The progression from obesity to type 2 diabetes in Alström syndrome.

Document Type

Article

Publication Date

2-2012

Keywords

Adolescent, Adult, Alstrom Syndrome, Body Composition, Case-Control Studies, Child, Child, Preschool, Diabetes Mellitus, Type 2, Disease Progression, Female, Humans, Male, Middle Aged, Obesity, Young Adult

JAX Source

Pediatr Diabetes 2012 Feb; 13(1):59-67.

PMID

21722283

Abstract

BACKGROUND: Alström syndrome (ALMS) is a rare autosomal recessive monogenic disease associated with obesity, hyperinsulinemia, and alterations of glucose metabolism that often lead to the development of type 2 diabetes at a young age.

OBJECTIVE: To study the relationship between weight and metabolism in a group of ALMS patients and matched controls.

RESEARCH DESIGN AND METHODS: Fifteen ALMS patients (eight males, seven females; aged 3-51) were compared in a cross-sectional study with an age- and weight-matched control population. Anthropometric parameters, fat mass, glucose and insulin secretion in basal and dynamic oral glucose tolerance test (OGTT) conditions were measured. Furthermore, anthropometric and body composition data were obtained from an international group of 27 ALMS patients (13 males, 14 females, age range: 4-29 yr).

RESULTS: In ALMS we observed an inverse correlation between age and standard deviation scores for height, weight, and body mass index. The OGTT glycemic curves of ALMS subjects were similar to those of age-matched controls, whereas insulin response was clearly greater. In ALMS individuals the insulin response showed a reduction with age.

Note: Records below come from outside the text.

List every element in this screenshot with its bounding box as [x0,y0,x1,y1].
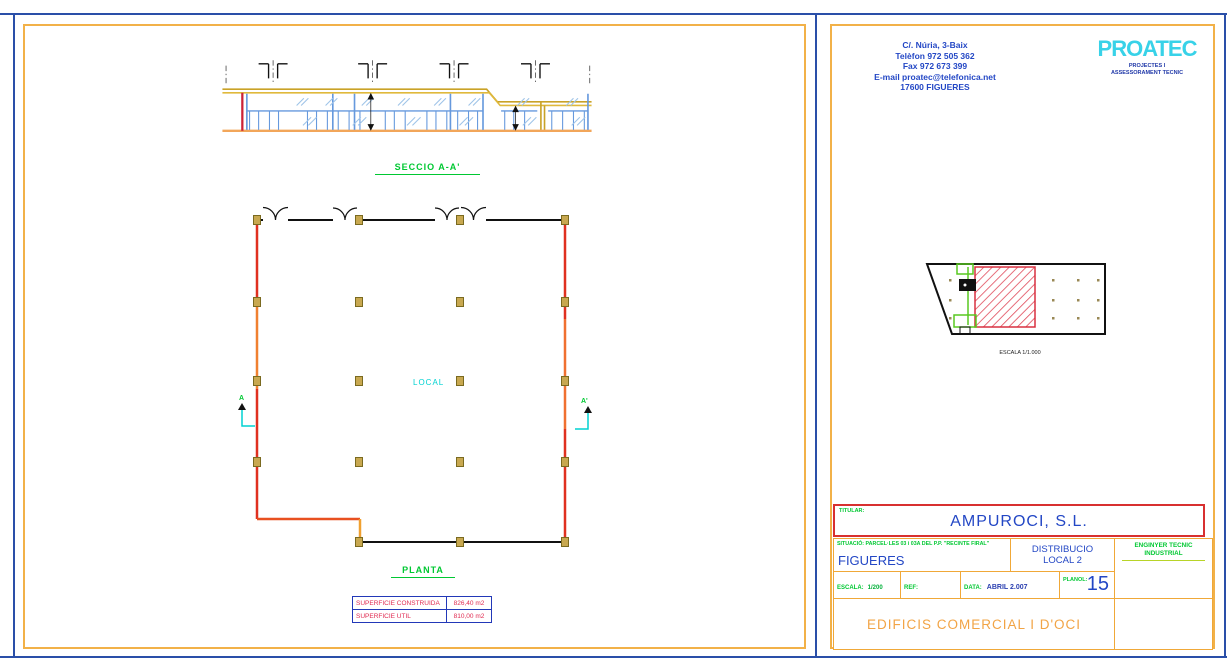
area-row-label: SUPERFICIE UTIL [353,610,447,622]
plan-title: PLANTA [391,565,455,578]
key-plan-scale-label: ESCALA 1/1.000 [999,350,1040,356]
frame-bottom-line [0,656,1227,658]
title-block: TITULAR: AMPUROCI, S.L. SITUACIÓ: PARCEL… [833,504,1214,650]
area-row-label: SUPERFICIE CONSTRUIDA [353,597,447,609]
section-column-symbols [259,64,550,78]
section-ceiling-lines [222,89,591,131]
engineer-empty-cell [1114,598,1213,650]
planol-number: 15 [1087,573,1109,596]
section-glazing-frame [247,94,588,130]
drawing-title-line2: LOCAL 2 [1011,555,1114,566]
drawing-title-line1: DISTRIBUCIO [1011,544,1114,555]
area-table: SUPERFICIE CONSTRUIDA 826,40 m2 SUPERFIC… [352,596,492,623]
svg-text:A: A [239,395,244,402]
logo-tagline: PROJECTES I ASSESSORAMENT TECNIC [1082,63,1212,77]
local2-hatched-area [975,267,1035,327]
engineer-line2: INDUSTRIAL [1115,550,1212,558]
company-email: E-mail proatec@telefonica.net [840,72,1030,83]
section-marker-a: A [238,395,255,426]
key-plan-core-elements [954,264,976,334]
key-plan-drawing: ESCALA 1/1.000 [902,255,1117,357]
logo-wordmark: PROATEC [1082,38,1212,60]
company-address-block: C/. Núria, 3-Baix Telèfon 972 505 362 Fa… [840,40,1030,93]
table-row: SUPERFICIE UTIL 810,00 m2 [353,609,491,622]
engineer-line1: ENGINYER TECNIC [1115,542,1212,550]
engineer-text: ENGINYER TECNIC INDUSTRIAL [1115,539,1212,557]
svg-text:A': A' [581,398,588,405]
data-value: ABRIL 2.007 [987,584,1028,591]
room-label: LOCAL [413,378,444,387]
section-drawing [217,60,597,160]
drawing-title-cell: DISTRIBUCIO LOCAL 2 [1010,538,1115,572]
section-title: SECCIO A-A' [375,162,480,175]
data-label: DATA: [964,585,982,591]
engineer-cell: ENGINYER TECNIC INDUSTRIAL [1114,538,1213,599]
escala-label: ESCALA: [837,585,864,591]
company-address-line: C/. Núria, 3-Baix [840,40,1030,51]
company-phone: Telèfon 972 505 362 [840,51,1030,62]
titular-label: TITULAR: [839,508,864,514]
ref-label: REF: [904,585,918,591]
section-marker-a-prime: A' [575,398,592,429]
floor-plan-drawing: LOCAL A A' [235,199,599,559]
data-cell: DATA:ABRIL 2.007 [960,571,1060,599]
drawing-sheet-right: C/. Núria, 3-Baix Telèfon 972 505 362 Fa… [830,24,1215,649]
titular-box: TITULAR: AMPUROCI, S.L. [833,504,1205,537]
area-row-value: 826,40 m2 [447,597,491,609]
project-title-text: EDIFICIS COMERCIAL I D'OCI [834,599,1114,632]
plan-columns [254,216,569,547]
logo-tagline-line2: ASSESSORAMENT TECNIC [1082,70,1212,77]
situacio-text: SITUACIÓ: PARCEL·LES 03 i 03A DEL P.P. "… [837,541,989,547]
drawing-sheet-left: SECCIO A-A' [23,24,806,649]
escala-value: 1/200 [868,585,883,591]
area-row-value: 810,00 m2 [447,610,491,622]
situacio-cell: SITUACIÓ: PARCEL·LES 03 i 03A DEL P.P. "… [833,538,1011,572]
planol-label: PLANOL: [1063,577,1087,583]
company-city: 17600 FIGUERES [840,82,1030,93]
project-title-cell: EDIFICIS COMERCIAL I D'OCI [833,598,1115,650]
drawing-title-text: DISTRIBUCIO LOCAL 2 [1011,539,1114,566]
ref-cell: REF: [900,571,961,599]
table-row: SUPERFICIE CONSTRUIDA 826,40 m2 [353,597,491,609]
escala-cell: ESCALA:1/200 [833,571,901,599]
plan-door-swings [263,208,486,221]
situacio-city: FIGUERES [838,553,904,568]
planol-cell: PLANOL: 15 [1059,571,1115,599]
company-logo: PROATEC PROJECTES I ASSESSORAMENT TECNIC [1082,38,1212,77]
titular-value: AMPUROCI, S.L. [835,506,1203,531]
logo-tagline-line1: PROJECTES I [1082,63,1212,70]
frame-left-line [13,13,15,658]
frame-right-line [1224,13,1226,658]
frame-top-line [0,13,1227,15]
sheet-divider-line [815,13,817,658]
company-fax: Fax 972 673 399 [840,61,1030,72]
engineer-underline [1122,560,1205,561]
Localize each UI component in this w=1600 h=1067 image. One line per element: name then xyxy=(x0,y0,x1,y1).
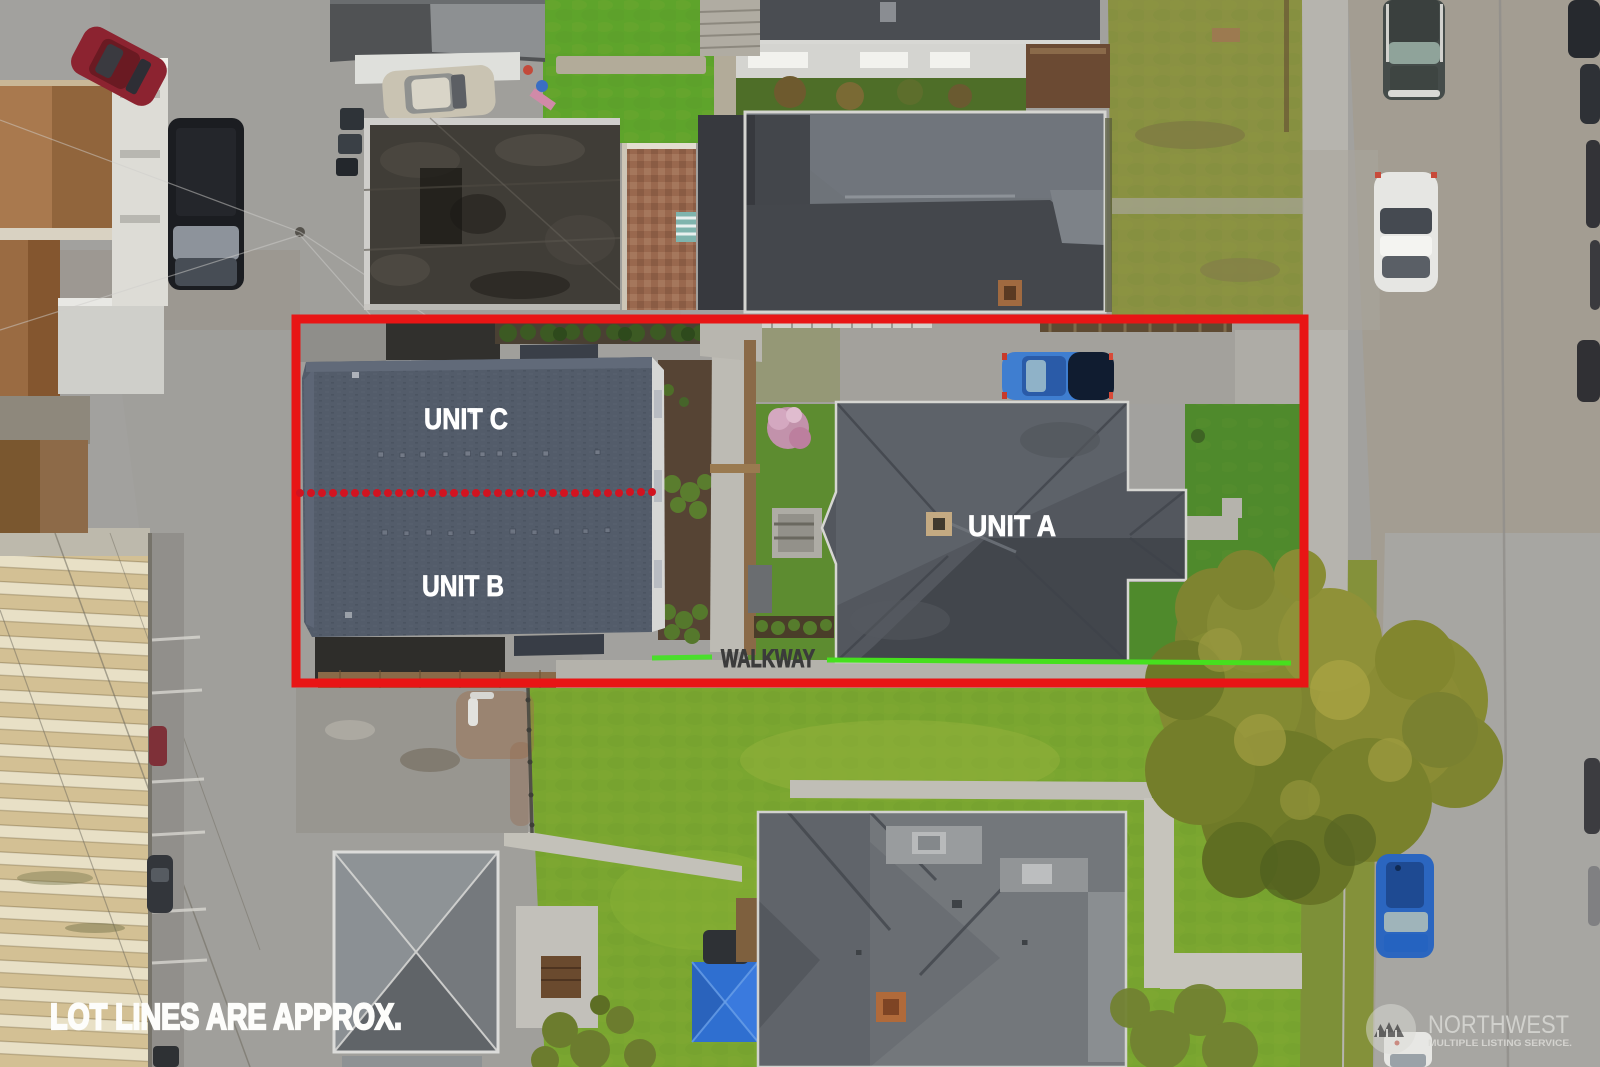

We documented pathologic values of the derived indices homeostasis model assessment of insulin resistance (HOMA-IR), insulin sensitivity index, HOMA%β-cell and insulinogenic index in ALMS, but unlike the insulin-resistance indices, the β-cell function indices showed a significant reduction with age.

CONCLUSIONS: In ALMS the progression from the early onset obesity toward the impaired fasting glucose or impaired glucose tolerance and overt diabetes is mostly because of a progressive failure of β-cell insulin secretion without any further worsening of insulin resistance with age, even in the presence of weight reduction.